Chomsky's universal grammar is really the simplest answer: children don't learn how to speak a human language, they already know how, and they only have to learn the vocabulary and syntax of the language of their parents. This only presuposes that humans have human biology, and that our biology is responsible for our language ability. We can't learn to fly because we don't have wings and parrots can't learn to speak because they don't have human brains.

[Edit: that it's the simplest answer doesn't mean it's the right answer, only that it's got a damn good chance to be it.]

The range of the vocal chords is a reason why children can't successfully imitate these sounds, it doesn't directly explain why they wouldn't try.
maybe they do try and we just shrug it off as gurgling.
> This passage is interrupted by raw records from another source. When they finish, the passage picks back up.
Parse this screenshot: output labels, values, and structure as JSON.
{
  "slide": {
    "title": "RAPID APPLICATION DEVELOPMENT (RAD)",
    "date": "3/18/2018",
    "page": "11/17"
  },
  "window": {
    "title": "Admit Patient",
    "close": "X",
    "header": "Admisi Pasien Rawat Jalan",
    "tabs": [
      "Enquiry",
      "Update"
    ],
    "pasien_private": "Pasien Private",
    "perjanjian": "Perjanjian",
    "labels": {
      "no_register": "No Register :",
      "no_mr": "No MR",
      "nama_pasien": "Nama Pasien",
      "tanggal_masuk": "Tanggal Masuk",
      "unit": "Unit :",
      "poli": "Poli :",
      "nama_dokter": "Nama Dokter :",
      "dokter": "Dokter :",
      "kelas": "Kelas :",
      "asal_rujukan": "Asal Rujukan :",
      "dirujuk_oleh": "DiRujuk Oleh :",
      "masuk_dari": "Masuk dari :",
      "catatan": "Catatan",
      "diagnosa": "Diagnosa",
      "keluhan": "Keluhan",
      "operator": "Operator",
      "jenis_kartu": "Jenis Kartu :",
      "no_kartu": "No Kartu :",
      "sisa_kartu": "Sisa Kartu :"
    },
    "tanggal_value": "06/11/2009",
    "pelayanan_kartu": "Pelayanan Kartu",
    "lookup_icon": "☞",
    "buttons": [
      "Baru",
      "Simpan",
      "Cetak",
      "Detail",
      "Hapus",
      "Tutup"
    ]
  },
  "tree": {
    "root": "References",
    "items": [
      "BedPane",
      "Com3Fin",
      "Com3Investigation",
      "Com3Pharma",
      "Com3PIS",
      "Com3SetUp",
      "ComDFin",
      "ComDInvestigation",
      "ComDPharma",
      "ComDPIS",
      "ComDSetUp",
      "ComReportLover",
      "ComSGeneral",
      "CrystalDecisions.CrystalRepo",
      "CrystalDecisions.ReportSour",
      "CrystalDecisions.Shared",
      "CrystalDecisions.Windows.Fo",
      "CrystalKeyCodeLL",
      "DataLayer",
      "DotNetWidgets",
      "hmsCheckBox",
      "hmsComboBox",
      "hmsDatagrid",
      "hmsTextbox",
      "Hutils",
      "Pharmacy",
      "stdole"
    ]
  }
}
Kids do make funny noises when they're vocalising.
> One thing that it is safe to assume is genetically encoded somehow is that sounds made by your parents/humans around you is worth repeating while other sounds are not.

Well, these sounds come with a face attached and we know babies are hardwired to pay attention to faces.
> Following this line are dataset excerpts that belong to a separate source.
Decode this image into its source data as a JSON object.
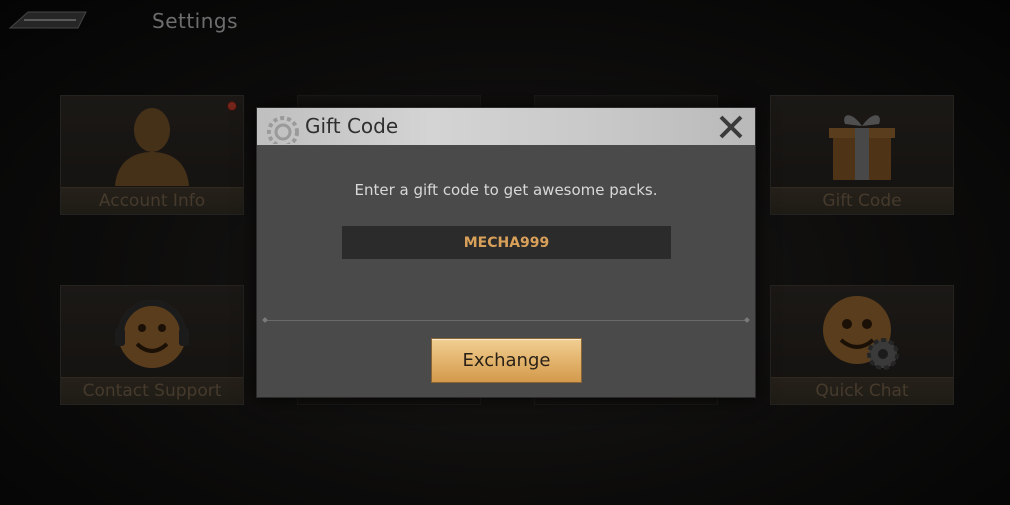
{
  "header": {
    "title": "Settings",
    "back_icon": "back-arrow-icon"
  },
  "tiles": [
    {
      "label": "Account Info",
      "icon": "person-icon",
      "notification": true
    },
    {
      "label": "Contact Support",
      "icon": "headset-smiley-icon",
      "notification": false
    },
    {
      "label": "Gift Code",
      "icon": "gift-box-icon",
      "notification": false
    },
    {
      "label": "Quick Chat",
      "icon": "smiley-gear-icon",
      "notification": false
    }
  ],
  "dialog": {
    "title": "Gift Code",
    "subtitle": "Enter a gift code to get awesome packs.",
    "code_value": "MECHA999",
    "exchange_label": "Exchange",
    "close_icon": "close-icon"
  },
  "colors": {
    "accent_gold": "#d9a05a",
    "button_gold": "#e3b46d",
    "dialog_bg": "#4a4a4a",
    "header_bg": "#c8c8c8",
    "tile_label": "#6b5a44"
  }
}
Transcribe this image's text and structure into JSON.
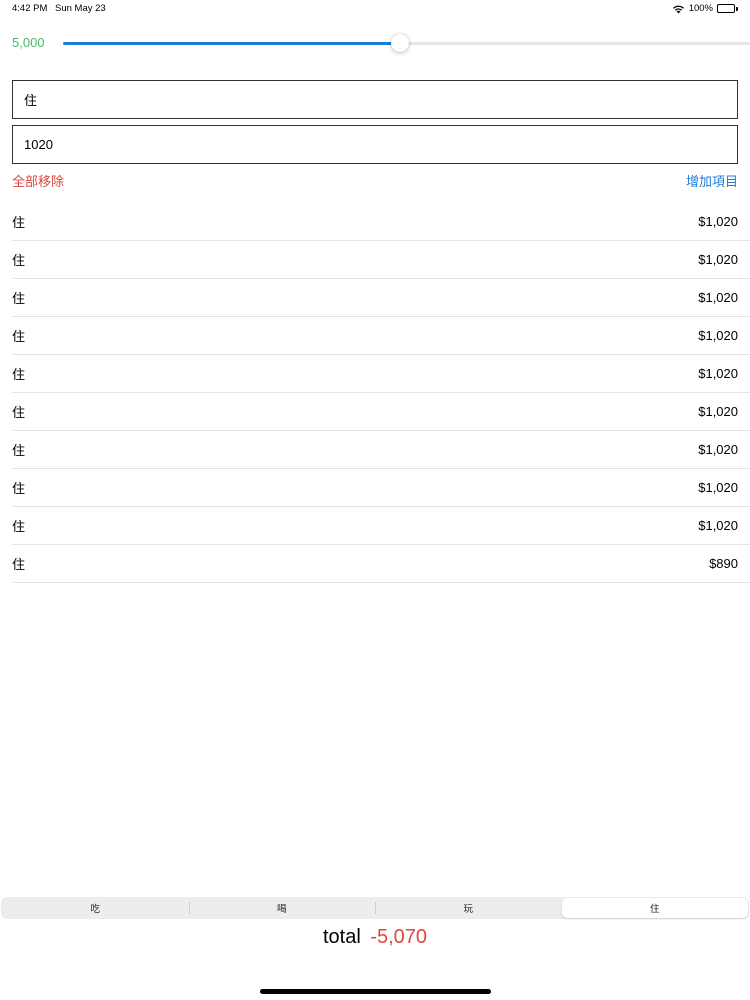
{
  "status_bar": {
    "time": "4:42 PM",
    "date": "Sun May 23",
    "battery_text": "100%",
    "battery_level": 1.0
  },
  "slider": {
    "value_label": "5,000",
    "fill_fraction": 0.49,
    "accent_color": "#1a7fd4",
    "value_color": "#4cb96b"
  },
  "form": {
    "name_value": "住",
    "amount_value": "1020"
  },
  "actions": {
    "remove_all": "全部移除",
    "add_item": "增加項目",
    "remove_color": "#e2453b",
    "add_color": "#1a7fd4"
  },
  "items": [
    {
      "name": "住",
      "amount": "$1,020"
    },
    {
      "name": "住",
      "amount": "$1,020"
    },
    {
      "name": "住",
      "amount": "$1,020"
    },
    {
      "name": "住",
      "amount": "$1,020"
    },
    {
      "name": "住",
      "amount": "$1,020"
    },
    {
      "name": "住",
      "amount": "$1,020"
    },
    {
      "name": "住",
      "amount": "$1,020"
    },
    {
      "name": "住",
      "amount": "$1,020"
    },
    {
      "name": "住",
      "amount": "$1,020"
    },
    {
      "name": "住",
      "amount": "$890"
    }
  ],
  "segments": {
    "options": [
      "吃",
      "喝",
      "玩",
      "住"
    ],
    "selected": "住"
  },
  "total": {
    "label": "total",
    "value": "-5,070",
    "value_color": "#e2453b"
  },
  "icons": [
    "wifi-icon",
    "battery-icon"
  ]
}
That may well be the mechanism behind this. I was talking in very general terms, not a specific 'imitate humans' structure in the brain.
The things you’re calling labels are themselves learned data, as we don’t start off with an innate knowledge of language.

Whether that distinction is important or not, I don’t know enough brain science to guess.

I show my 19 month old daughter like three cartoon drawings of owls and she recognises a live one at the bird park instantly, unprompted. We have a way to go.
I believe cartoons are our equivalent of adversarial images. They typically look nothing like (photos of) their namesake and yet we recognise them usually without prompting.
It is my understanding (although I sure don't have any evidence on me) that cartoons and such (at least, the ones where we haven't simply learned that this cartoon means this animal) work by being a picture of what we remember about an animal. Akin to a caricature; the cartoon contains the most salient features. It doesn't work by looking like the actual animal; it works by reacting with how we remember the animal.
Isn't that kind of the same thing? Adversarial examples work by matching what the neural net 'remembers' about the target classification, rather than being a picture of a thing in that class. Neural nets just find different features salient .

I've wondered in the past if we could use black box adversarial methods with Mechanical Turk to generate adversarial examples that work on humans. Maybe they'd end up looking like cartoons?

(Also agreed, some cartoon animals are just informed likeness - for instance Goofy doesn't look anything like a dog, at least to me.)

>> Akin to a caricature; the cartoon contains the most salient features

The question is - how do we know what are the salient features? How do we figure out that if we make _this_ drawing, it will "remind of" an owl, and if we make _that_ drawing it will "remind of" a dog (or not, as the case may be)? I mean, if we knew that, how humans extract salient or relevant features from their environment, we'd be way ahead on the path to AI.

Humans don't _just_ learn to recognise the things they see though, they have complex mental models of the objects and things about them they can access by choice as well as make hypotheses about new things that they can immediately test, humans don't get labelled photos of cats, but they see cats in 3D and can interact with them and use spatial reasoning and walk around them to completely separate that cat from the background behind them.
I agree with you -- we have little idea how much labeled information is encoded in the genome either.

I rather like to think of the genome as the most well trained model of life we have access to.